I will leave it to others to blog on the continuing failure of public officials to understand when they are in the wrong and apologise accordingly. What the PAYE fiasco once again shows is that the current tax system is still struggling to cope with demands placed upon it by the growing development of enterprise Britain.

The one job, one employer, one life scenario that PAYE was designed to cope with has been in steady decline for much of this millennium, and it will no doubt be dealt a further blow with the demise of hundreds of thousands of public sector jobs. Second jobs, pension payments whilst continuing to work longer, one off consultancy assignments and portfolio careers are becoming increasing common, and in due course will become the norm.

This will require an HMRC that is dedicated to helping people get it right rather than one that works on the presumption that they have got it wrong. Sadly, in spite of the claims that their new computer systems will ultimately deliver this, the current signs are not promising.

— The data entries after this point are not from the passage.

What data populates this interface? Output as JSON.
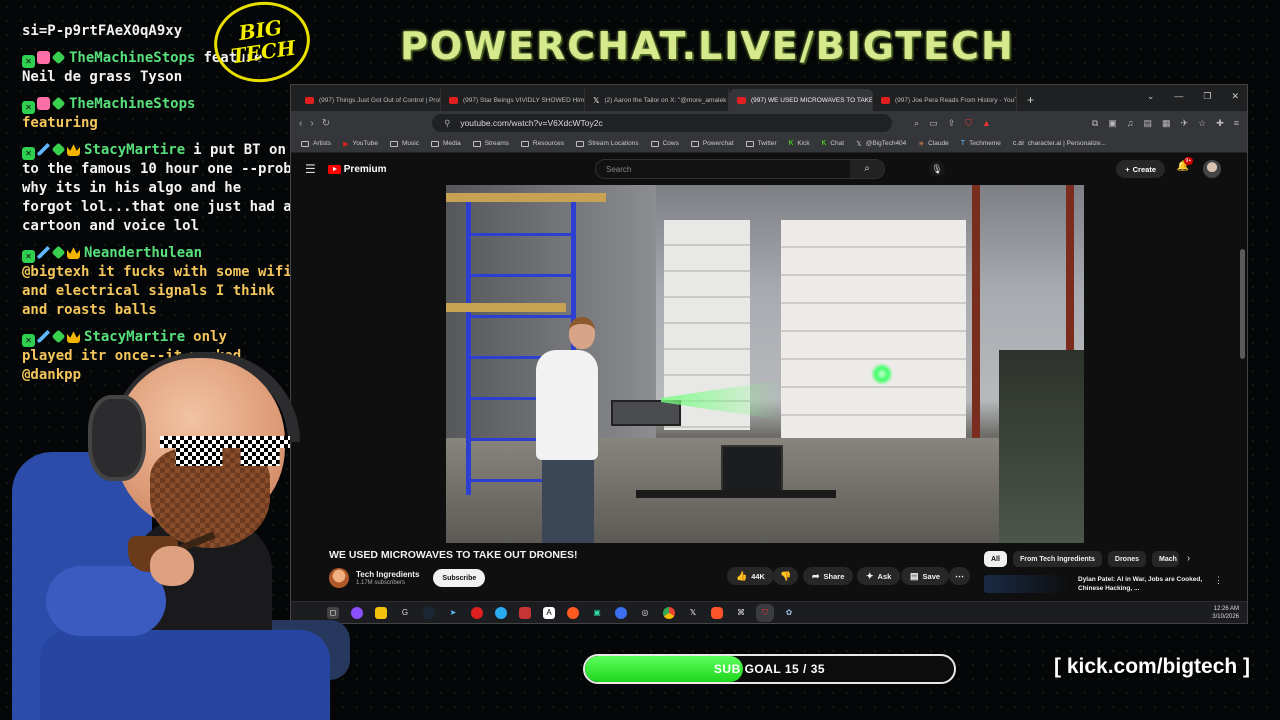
{
  "header": {
    "title": "POWERCHAT.LIVE/BIGTECH",
    "logo_line1": "BIG",
    "logo_line2": "TECH"
  },
  "chat": {
    "top_line": "si=P-p9rtFAeX0qA9xy",
    "messages": [
      {
        "user": "TheMachineStops",
        "inline": "feature",
        "text": "Neil de grass Tyson",
        "badges": [
          "mod",
          "gift",
          "sub"
        ],
        "color": "white"
      },
      {
        "user": "TheMachineStops",
        "inline": "",
        "text": "featuring",
        "badges": [
          "mod",
          "gift",
          "sub"
        ],
        "color": "yellow"
      },
      {
        "user": "StacyMartire",
        "inline": "i put BT on",
        "text": "to the famous 10 hour one --prob why its in his algo and he forgot lol...that one just had a cartoon and voice lol",
        "badges": [
          "mod",
          "sword",
          "sub",
          "crown"
        ],
        "color": "white"
      },
      {
        "user": "Neanderthulean",
        "inline": "",
        "text": "@bigtexh it fucks with some wifi and electrical signals I think and roasts balls",
        "badges": [
          "mod",
          "sword",
          "sub",
          "crown"
        ],
        "color": "yellow"
      },
      {
        "user": "StacyMartire",
        "inline": "only",
        "text": "played itr once--it worked @dankpp",
        "badges": [
          "mod",
          "sword",
          "sub",
          "crown"
        ],
        "color": "yellow"
      }
    ]
  },
  "browser": {
    "tabs": [
      {
        "label": "(997) Things Just Got Out of Control | Prof Ji",
        "icon": "youtube-icon",
        "active": false
      },
      {
        "label": "(997) Star Beings VIVIDLY SHOWED Him 3 Fu",
        "icon": "youtube-icon",
        "active": false
      },
      {
        "label": "(2) Aaron the Tailor on X: \"@more_amalek Tr",
        "icon": "x-icon",
        "active": false
      },
      {
        "label": "(997) WE USED MICROWAVES TO TAKE",
        "icon": "youtube-icon",
        "active": true
      },
      {
        "label": "(997) Joe Pera Reads From History - YouTube",
        "icon": "youtube-icon",
        "active": false
      }
    ],
    "url": "youtube.com/watch?v=V6XdcWToy2c",
    "bookmarks": [
      {
        "label": "Artists",
        "type": "folder"
      },
      {
        "label": "YouTube",
        "type": "youtube"
      },
      {
        "label": "Music",
        "type": "folder"
      },
      {
        "label": "Media",
        "type": "folder"
      },
      {
        "label": "Streams",
        "type": "folder"
      },
      {
        "label": "Resources",
        "type": "folder"
      },
      {
        "label": "Stream Locations",
        "type": "folder"
      },
      {
        "label": "Cows",
        "type": "folder"
      },
      {
        "label": "Powerchat",
        "type": "folder"
      },
      {
        "label": "Twitter",
        "type": "folder"
      },
      {
        "label": "Kick",
        "type": "kick"
      },
      {
        "label": "Chat",
        "type": "kick"
      },
      {
        "label": "@BigTech404",
        "type": "x"
      },
      {
        "label": "Claude",
        "type": "claude"
      },
      {
        "label": "Techmeme",
        "type": "techmeme"
      },
      {
        "label": "character.ai | Personalize...",
        "type": "cai"
      }
    ]
  },
  "youtube": {
    "logo": "Premium",
    "search_placeholder": "Search",
    "create_label": "Create",
    "notif_count": "9+",
    "video_title": "WE USED MICROWAVES TO TAKE OUT DRONES!",
    "channel_name": "Tech Ingredients",
    "subscribers": "1.17M subscribers",
    "subscribe_label": "Subscribe",
    "like_count": "44K",
    "share_label": "Share",
    "ask_label": "Ask",
    "save_label": "Save",
    "chips": [
      "All",
      "From Tech Ingredients",
      "Drones",
      "Mach"
    ],
    "rec_title": "Dylan Patel: AI in War, Jobs are Cooked, Chinese Hacking, ..."
  },
  "taskbar": {
    "time": "12:26 AM",
    "date": "3/10/2026"
  },
  "overlay": {
    "goal_text": "SUB GOAL 15 / 35",
    "goal_current": 15,
    "goal_target": 35,
    "kick_url": "[ kick.com/bigtech ]"
  },
  "colors": {
    "accent_green": "#53fc18",
    "header_text": "#d7e98d",
    "chat_user": "#57e07c",
    "chat_yellow": "#f4c65c",
    "youtube_red": "#ff0000"
  }
}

Targeting the small percentage of taxpayers who can afford to have imaginative tax reduction schemes devised for them for investigation is something that the 80:20 rule would suggest was a sensible mix of resource and yield. This is grown up territory, and those who play in it are more than able to look after themselves.

For the rest of us who do our best to comply, and trust in the authorities to at least make a stab at getting it right, it is going to take a significant improvement in performance by HMRC if Dave Hartnett and his successors are not to be constantly practising their use of the ‘S’ word.